Fakat acele adım atmak yanlış olur. Hiç kimse hiç bir hükümet, hiç bir devlet kurumu Internet ile ilgili problemleri bugüne kadar çözemedi.
Aynı şekilde, yanlış anlaşılmasın, ben hiç bir şey yapılmasın da demiyorum. Fakat çok ciddi bir şekilde, bir risk analizi yapılması lazım. Problem nedir, hukuktaki açıklıklar nedir, Avrupa Birliği bu konuda ne yapıyor, Avrupa Konseyi ne yapıyor? Ondan sonra harekete geçmek lazım.

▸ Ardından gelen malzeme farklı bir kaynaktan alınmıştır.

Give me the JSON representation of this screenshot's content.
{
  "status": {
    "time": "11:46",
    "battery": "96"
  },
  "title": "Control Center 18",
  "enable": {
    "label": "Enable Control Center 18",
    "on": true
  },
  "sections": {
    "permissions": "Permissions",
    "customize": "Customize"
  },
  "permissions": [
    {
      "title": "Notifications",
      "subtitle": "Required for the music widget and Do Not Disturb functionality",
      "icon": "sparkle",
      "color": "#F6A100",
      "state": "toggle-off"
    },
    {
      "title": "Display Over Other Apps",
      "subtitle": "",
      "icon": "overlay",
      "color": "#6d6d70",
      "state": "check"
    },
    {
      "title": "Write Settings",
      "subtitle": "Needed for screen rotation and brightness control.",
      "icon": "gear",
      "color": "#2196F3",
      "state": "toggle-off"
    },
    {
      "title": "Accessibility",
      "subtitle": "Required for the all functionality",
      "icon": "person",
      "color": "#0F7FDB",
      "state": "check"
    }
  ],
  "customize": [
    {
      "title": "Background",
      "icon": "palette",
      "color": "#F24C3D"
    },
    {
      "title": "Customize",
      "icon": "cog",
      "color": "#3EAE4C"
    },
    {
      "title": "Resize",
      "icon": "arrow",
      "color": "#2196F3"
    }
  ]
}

Kanımca yapılması gereken işlerin başında, İnternet konusunda eğitim geliyor, yasaklama ve kapatma ile bu işler olmaz. Zaten teknik olarakta mümkün degil. Tekrardan RTÜK mentalitesine dönmek çok yanlış olur.
Yapılacak en iyi iş, özdenetim politikalarının incelenmesidir. Buna İnternet konusunda eğitim de dahil olmalıdır.